Одно дело взгляд, неясная материя, и совсем другое – слова, смысл которых предельно ясен. Таких прямых слов она все-таки от него не ожидала. И вряд ли хотела. Что на них ответить?
К счастью, официант принес тарелки с закусками.
– Видишь, и обслуживают здесь быстро, – сказал Антон.
Что быстро, это точно. Какие-нибудь десять минут ему понадобилось, чтобы решиться на признание в любви. Или это не было признанием в любви? Да, может, и не было. Во всяком случае, теперь вид у него уже вполне спокойный. Обычный сорокалетний мужчина, обедающий со старой знакомой. Неплохо, надо признать, выглядящий мужчина. Не располнел, не заматерел, не опустился. Живость сохранил в общении. Следит за собой. Одет со вкусом.

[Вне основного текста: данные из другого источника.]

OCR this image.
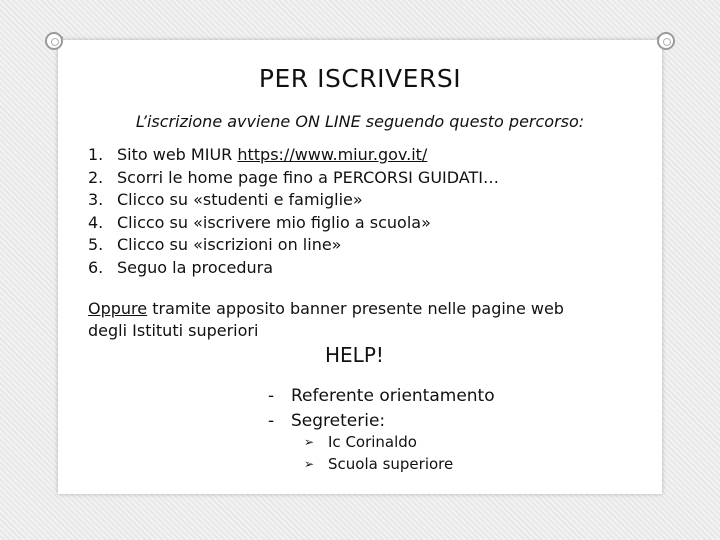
PER ISCRIVERSI
L’iscrizione avviene ON LINE seguendo questo percorso:
1. Sito web MIUR https://www.miur.gov.it/
2. Scorri le home page fino a PERCORSI GUIDATI…
3. Clicco su «studenti e famiglie»
4. Clicco su «iscrivere mio figlio a scuola»
5. Clicco su «iscrizioni on line»
6. Seguo la procedura
Oppure tramite apposito banner presente nelle pagine web degli Istituti superiori
HELP!
- Referente orientamento
- Segreterie:
➢ Ic Corinaldo
➢ Scuola superiore
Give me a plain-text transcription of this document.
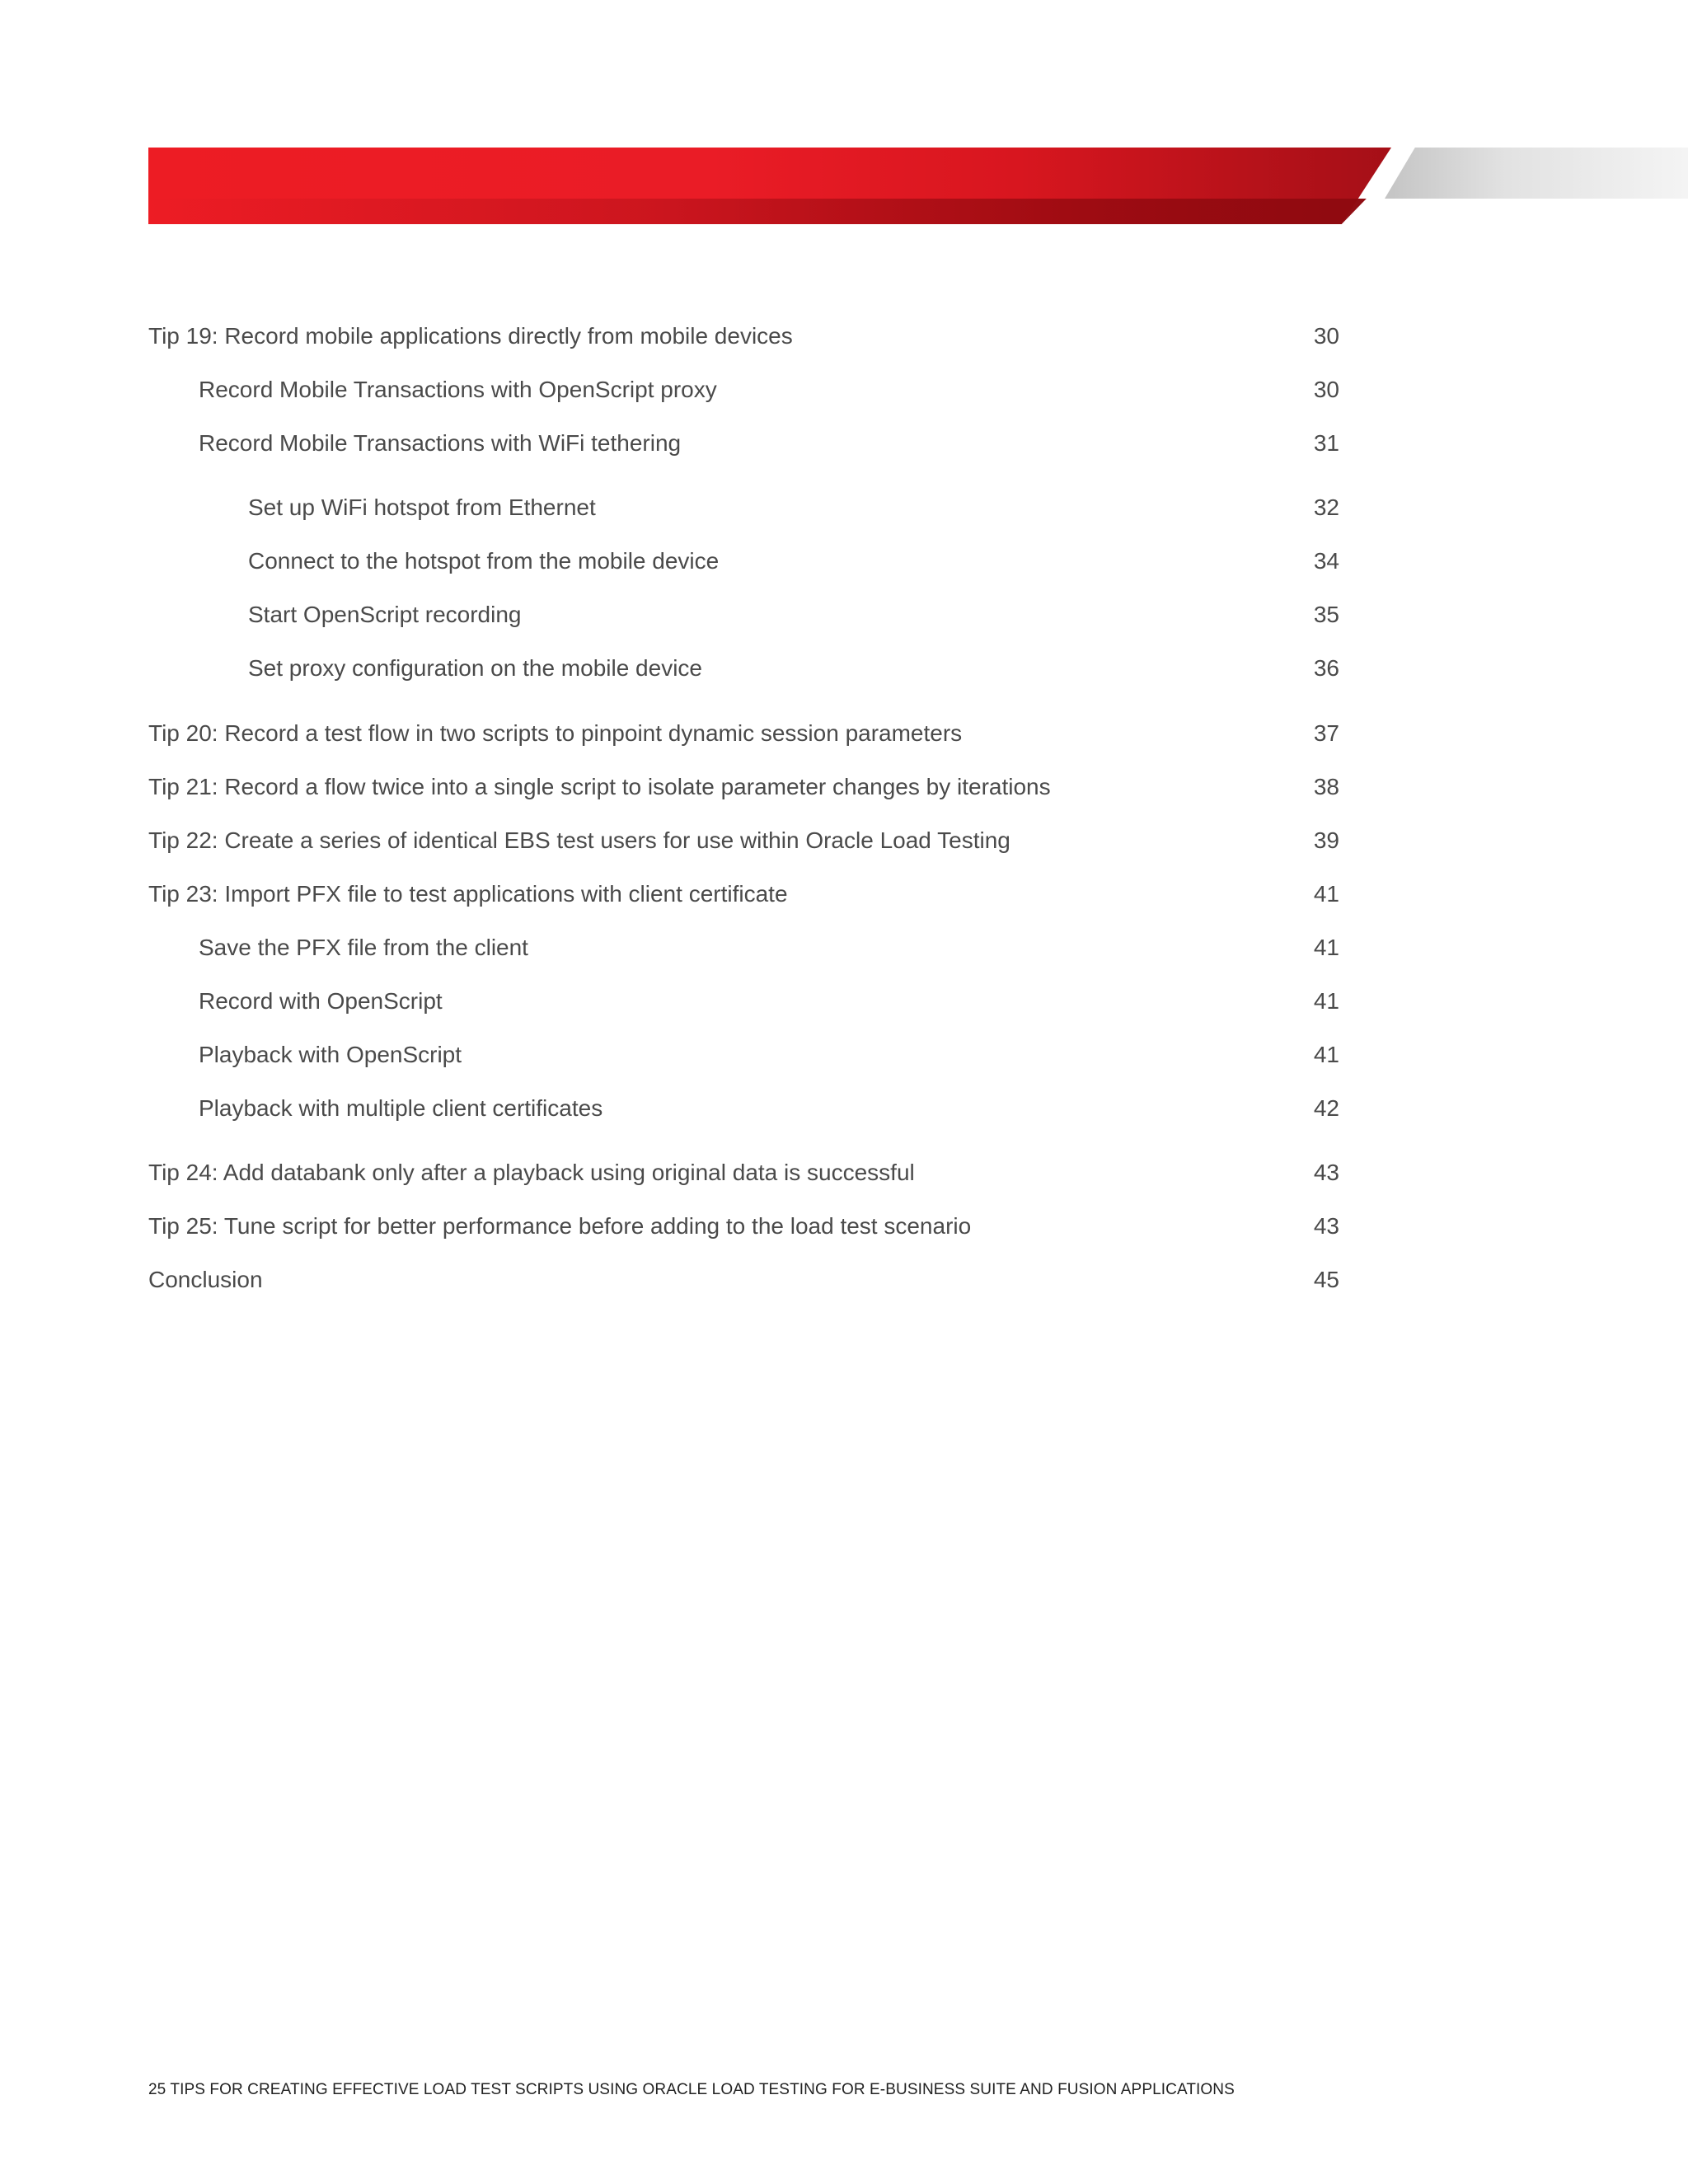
Tip 19: Record mobile applications directly from mobile devices	30
Record Mobile Transactions with OpenScript proxy	30
Record Mobile Transactions with WiFi tethering	31
Set up WiFi hotspot from Ethernet	32
Connect to the hotspot from the mobile device	34
Start OpenScript recording	35
Set proxy configuration on the mobile device	36
Tip 20: Record a test flow in two scripts to pinpoint dynamic session parameters	37
Tip 21: Record a flow twice into a single script to isolate parameter changes by iterations	38
Tip 22: Create a series of identical EBS test users for use within Oracle Load Testing	39
Tip 23: Import PFX file to test applications with client certificate	41
Save the PFX file from the client	41
Record with OpenScript	41
Playback with OpenScript	41
Playback with multiple client certificates	42
Tip 24: Add databank only after a playback using original data is successful	43
Tip 25: Tune script for better performance before adding to the load test scenario	43
Conclusion	45
25 TIPS FOR CREATING EFFECTIVE LOAD TEST SCRIPTS USING ORACLE LOAD TESTING FOR E-BUSINESS SUITE AND FUSION APPLICATIONS
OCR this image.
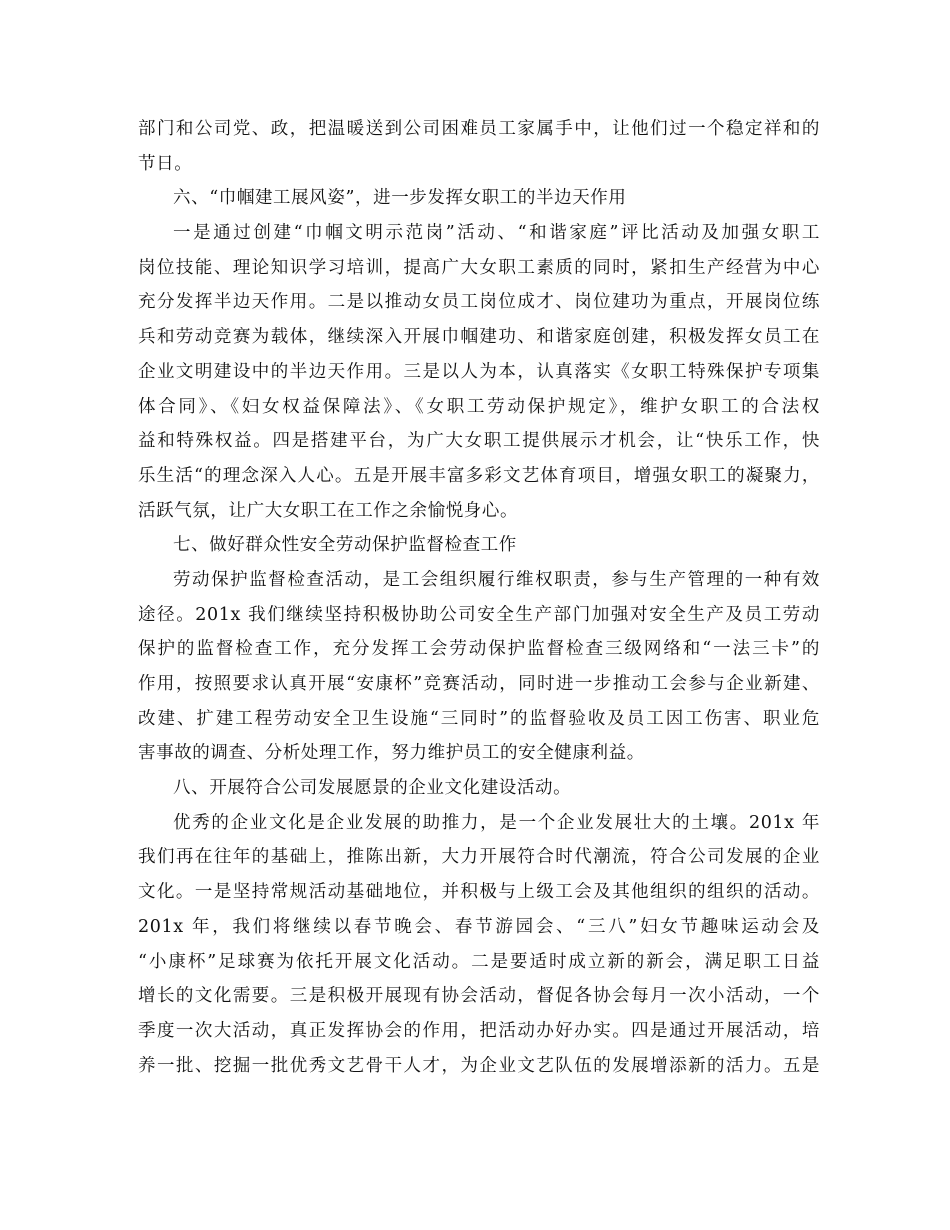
部门和公司党、政，把温暖送到公司困难员工家属手中，让他们过一个稳定祥和的
节日。
六、“巾帼建工展风姿”，进一步发挥女职工的半边天作用
一是通过创建“巾帼文明示范岗”活动、“和谐家庭”评比活动及加强女职工
岗位技能、理论知识学习培训，提高广大女职工素质的同时，紧扣生产经营为中心
充分发挥半边天作用。二是以推动女员工岗位成才、岗位建功为重点，开展岗位练
兵和劳动竞赛为载体，继续深入开展巾帼建功、和谐家庭创建，积极发挥女员工在
企业文明建设中的半边天作用。三是以人为本，认真落实《女职工特殊保护专项集
体合同》、《妇女权益保障法》、《女职工劳动保护规定》，维护女职工的合法权
益和特殊权益。四是搭建平台，为广大女职工提供展示才机会，让“快乐工作，快
乐生活“的理念深入人心。五是开展丰富多彩文艺体育项目，增强女职工的凝聚力，
活跃气氛，让广大女职工在工作之余愉悦身心。
七、做好群众性安全劳动保护监督检查工作
劳动保护监督检查活动，是工会组织履行维权职责，参与生产管理的一种有效
途径。201x 我们继续坚持积极协助公司安全生产部门加强对安全生产及员工劳动
保护的监督检查工作，充分发挥工会劳动保护监督检查三级网络和“一法三卡”的
作用，按照要求认真开展“安康杯”竞赛活动，同时进一步推动工会参与企业新建、
改建、扩建工程劳动安全卫生设施“三同时”的监督验收及员工因工伤害、职业危
害事故的调查、分析处理工作，努力维护员工的安全健康利益。
八、开展符合公司发展愿景的企业文化建设活动。
优秀的企业文化是企业发展的助推力，是一个企业发展壮大的土壤。201x 年
我们再在往年的基础上，推陈出新，大力开展符合时代潮流，符合公司发展的企业
文化。一是坚持常规活动基础地位，并积极与上级工会及其他组织的组织的活动。
201x 年，我们将继续以春节晚会、春节游园会、“三八”妇女节趣味运动会及
“小康杯”足球赛为依托开展文化活动。二是要适时成立新的新会，满足职工日益
增长的文化需要。三是积极开展现有协会活动，督促各协会每月一次小活动，一个
季度一次大活动，真正发挥协会的作用，把活动办好办实。四是通过开展活动，培
养一批、挖掘一批优秀文艺骨干人才，为企业文艺队伍的发展增添新的活力。五是
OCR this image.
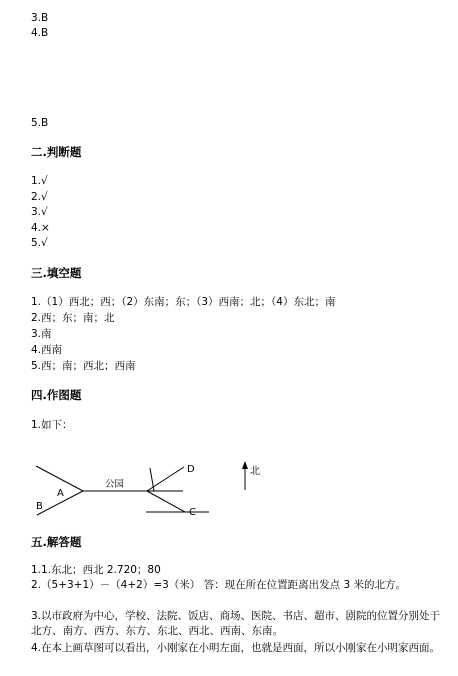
3.B
4.B
5.B
二.判断题
1.√
2.√
3.√
4.×
5.√
三.填空题
1.（1）西北；西；（2）东南；东；（3）西南；北；（4）东北；南
2.西；东；南；北
3.南
4.西南
5.西；南；西北；西南
四.作图题
1.如下：
公园
A
B
C
D	北
五.解答题
1.1.东北；西北 2.720；80
2.（5+3+1）－（4+2）=3（米） 答：现在所在位置距离出发点 3 米的北方。
3.以市政府为中心，学校、法院、饭店、商场、医院、书店、超市、剧院的位置分别处于北方、南方、西方、东方、东北、西北、西南、东南。
4.在本上画草图可以看出，小刚家在小明左面，也就是西面，所以小刚家在小明家西面。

То, что она оценивает его с отвлеченной приметливостью, нисколько Нэлу не смущало. Она ехала на встречу с ним, чтобы проверить, не получится ли у них возобновить отношения. Как выяснилось, он тоже имел в виду именно это. Значит, стоит все объективно взвесить, потому что им не восемнадцать лет, чтобы строить отношения на такой зыбкой почве, как мгновенно вспыхнувшая страсть. Тем более что и в восемнадцать лет это ничем толковым не закончилось. Да и нет сейчас никакой страсти, во всяком случае, у Нэлы. Так что оценить его стоит, и именно беспристрастно, раз уж она собирается попробовать с ним что-то – что именно, пока неясно – снова.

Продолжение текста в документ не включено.